Several times over the past two weeks, I have facilitated sessions where we asked people to ponder their personal vision as a leader. This is something we do on a regular basis within most of our leadership development sessions. But what struck me this time, was the response to a question I had never asked before.

 

I asked the group to raise their hand if the last 30 minutes was the first 30 minutes any of them had spent creating a personal vision for their role as a leader. Every hand went up. The next week when facilitating a similar session with a different group of people, I asked the question and again, every hand went up.

Why is it that many leaders have countless hours of crafting a company vision but little to no crafting their personal vision for their role as a leader?

I think that this exercise is critical to being clear on your personal why. What drives you? Why do you do what you do?
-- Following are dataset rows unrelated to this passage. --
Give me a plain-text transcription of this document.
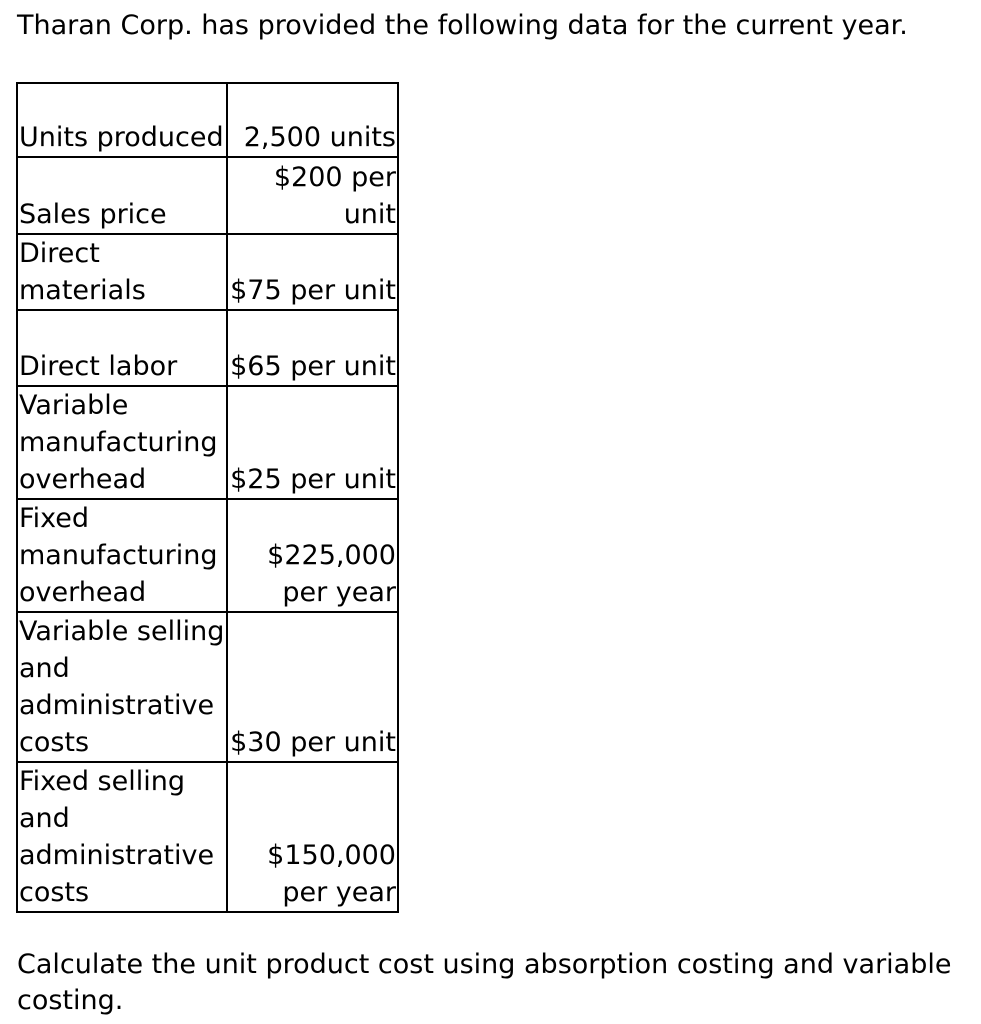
Tharan Corp. has provided the following data for the current year.

Units produced	2,500 units
Sales price	$200 per unit
Direct materials	$75 per unit
Direct labor	$65 per unit
Variable manufacturing overhead	$25 per unit
Fixed manufacturing overhead	$225,000 per year
Variable selling and administrative costs	$30 per unit
Fixed selling and administrative costs	$150,000 per year

Calculate the unit product cost using absorption costing and variable costing.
What impact do you intentionally want to make? All of these are important questions and if you don’t dedicate time to them, you won’t gain the clarity necessary to have the conviction required to live an on-purpose life.
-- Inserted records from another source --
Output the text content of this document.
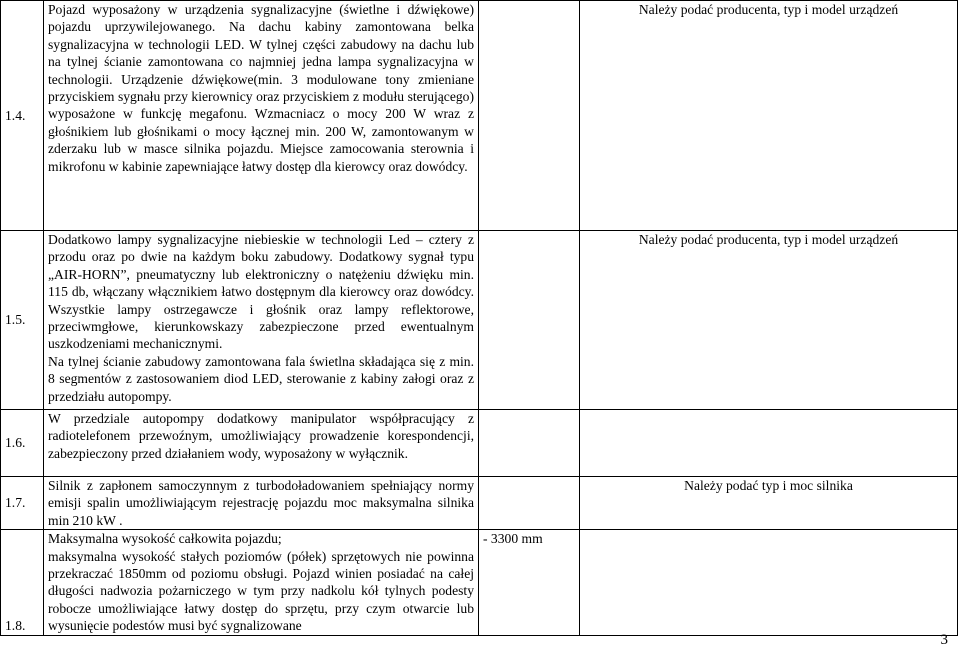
1.4.	Pojazd wyposażony w urządzenia sygnalizacyjne (świetlne i dźwiękowe) pojazdu uprzywilejowanego. Na dachu kabiny zamontowana belka sygnalizacyjna w technologii LED. W tylnej części zabudowy na dachu lub na tylnej ścianie zamontowana co najmniej jedna lampa sygnalizacyjna w technologii. Urządzenie dźwiękowe(min. 3 modulowane tony zmieniane przyciskiem sygnału przy kierownicy oraz przyciskiem z modułu sterującego) wyposażone w funkcję megafonu. Wzmacniacz o mocy 200 W wraz z głośnikiem lub głośnikami o mocy łącznej min. 200 W, zamontowanym w zderzaku lub w masce silnika pojazdu. Miejsce zamocowania sterownia i mikrofonu w kabinie zapewniające łatwy dostęp dla kierowcy oraz dowódcy.		Należy podać producenta, typ i model urządzeń
1.5.	Dodatkowo lampy sygnalizacyjne niebieskie w technologii Led – cztery z przodu oraz po dwie na każdym boku zabudowy. Dodatkowy sygnał typu „AIR-HORN”, pneumatyczny lub elektroniczny o natężeniu dźwięku min. 115 db, włączany włącznikiem łatwo dostępnym dla kierowcy oraz dowódcy. Wszystkie lampy ostrzegawcze i głośnik oraz lampy reflektorowe, przeciwmgłowe, kierunkowskazy zabezpieczone przed ewentualnym uszkodzeniami mechanicznymi.
Na tylnej ścianie zabudowy zamontowana fala świetlna składająca się z min. 8 segmentów z zastosowaniem diod LED, sterowanie z kabiny załogi oraz z przedziału autopompy.		Należy podać producenta, typ i model urządzeń
1.6.	W przedziale autopompy dodatkowy manipulator współpracujący z radiotelefonem przewoźnym, umożliwiający prowadzenie korespondencji, zabezpieczony przed działaniem wody, wyposażony w wyłącznik.		

1.7.	Silnik z zapłonem samoczynnym z turbodoładowaniem spełniający normy emisji spalin umożliwiającym rejestrację pojazdu moc maksymalna silnika min 210 kW .		Należy podać typ i moc silnika
1.8.	Maksymalna wysokość całkowita pojazdu;
maksymalna wysokość stałych poziomów (półek) sprzętowych nie powinna przekraczać 1850mm od poziomu obsługi. Pojazd winien posiadać na całej długości nadwozia pożarniczego w tym przy nadkolu kół tylnych podesty robocze umożliwiające łatwy dostęp do sprzętu, przy czym otwarcie lub wysunięcie podestów musi być sygnalizowane	- 3300 mm	
3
Boiled down, my personal vision is “To make an impact on the world one relationship at a time.” For me this implies that the world needs impacted, it implies that I am going to do it beyond the borders of immediate touch or influence, and it implies that impact or change doesn’t happen in large-scale movements, it happens in the context of relationships. This is meaningful to me, and there are subsets of values and actions that I must live to in order to make an impact on the world.
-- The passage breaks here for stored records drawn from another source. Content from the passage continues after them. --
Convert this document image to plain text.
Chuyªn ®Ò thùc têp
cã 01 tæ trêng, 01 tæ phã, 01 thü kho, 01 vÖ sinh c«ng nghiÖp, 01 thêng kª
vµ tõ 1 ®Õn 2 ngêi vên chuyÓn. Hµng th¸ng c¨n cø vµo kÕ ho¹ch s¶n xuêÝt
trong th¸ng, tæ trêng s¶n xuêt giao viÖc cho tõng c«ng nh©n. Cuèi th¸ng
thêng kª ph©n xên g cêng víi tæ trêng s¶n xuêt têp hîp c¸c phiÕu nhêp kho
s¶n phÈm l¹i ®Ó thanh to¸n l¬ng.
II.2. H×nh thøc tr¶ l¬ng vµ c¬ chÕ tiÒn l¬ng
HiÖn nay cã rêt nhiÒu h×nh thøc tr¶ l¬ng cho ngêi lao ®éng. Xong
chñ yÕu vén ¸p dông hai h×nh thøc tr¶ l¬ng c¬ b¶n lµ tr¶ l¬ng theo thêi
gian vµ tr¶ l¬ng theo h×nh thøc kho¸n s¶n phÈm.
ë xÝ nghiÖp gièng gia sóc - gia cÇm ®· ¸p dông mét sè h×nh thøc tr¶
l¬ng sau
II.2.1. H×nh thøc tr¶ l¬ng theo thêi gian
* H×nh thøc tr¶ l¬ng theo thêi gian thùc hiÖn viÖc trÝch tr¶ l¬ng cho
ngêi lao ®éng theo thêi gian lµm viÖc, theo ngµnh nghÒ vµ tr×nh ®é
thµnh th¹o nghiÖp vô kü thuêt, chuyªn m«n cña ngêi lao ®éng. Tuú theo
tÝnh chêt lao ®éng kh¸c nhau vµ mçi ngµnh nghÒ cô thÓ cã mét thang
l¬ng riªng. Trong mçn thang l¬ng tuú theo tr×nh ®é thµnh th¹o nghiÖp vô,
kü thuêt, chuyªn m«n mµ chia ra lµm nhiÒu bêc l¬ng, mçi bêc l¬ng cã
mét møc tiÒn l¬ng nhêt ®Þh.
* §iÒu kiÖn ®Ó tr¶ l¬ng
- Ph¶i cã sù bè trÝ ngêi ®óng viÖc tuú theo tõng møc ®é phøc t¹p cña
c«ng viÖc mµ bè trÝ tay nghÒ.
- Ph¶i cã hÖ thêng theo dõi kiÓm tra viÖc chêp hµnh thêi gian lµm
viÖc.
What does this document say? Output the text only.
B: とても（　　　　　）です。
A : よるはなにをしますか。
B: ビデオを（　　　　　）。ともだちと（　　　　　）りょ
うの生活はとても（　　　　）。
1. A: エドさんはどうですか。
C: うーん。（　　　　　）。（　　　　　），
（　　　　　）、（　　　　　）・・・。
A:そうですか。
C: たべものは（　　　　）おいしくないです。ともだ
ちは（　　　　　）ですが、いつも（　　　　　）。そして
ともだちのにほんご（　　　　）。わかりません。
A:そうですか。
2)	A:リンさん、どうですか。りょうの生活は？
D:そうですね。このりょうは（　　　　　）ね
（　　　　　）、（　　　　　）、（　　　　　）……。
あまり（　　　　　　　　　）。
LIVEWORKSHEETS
Steve Jobs said he wanted to put a “Ding in the universe.” Richard Branson’s personal mission is “To have fun in my journey through life and learn from my mistakes.” My good friend Adam Carroll is on a mission to help himself and others “Build a bigger life, not a bigger lifestyle.” Your personal vision should speak to your mission in life and why you get up and battle each day.

Don’t copy mine and don’t use these others as the answer key. Make your vision – your vision. Perhaps answering the following questions will help you find your vision. I’d love to hear your vision. Send it to me by email, respond to this post or tell me in person when we connect. Proverbs 29:18 “Where there is no vision, the people will perish.”

Don’t perish, Lead Well, Lead Often and LEAD STRONG.

Questions to consider when crafting your vision:

  1. What is my role in my organization?
  2. What do I do that is special, unique or important?
  3. If I were not in this organization, what impact would that have?
  4. What are the actions, characteristics and behaviors I want to be known for?
  5. In 10 years, what do I want people to say about the impact I have made on my organization and on them personally?
  6. What is my highest point of contribution to the organization (if you only did 2 or 3 things that made the greatest impact, what are these things)?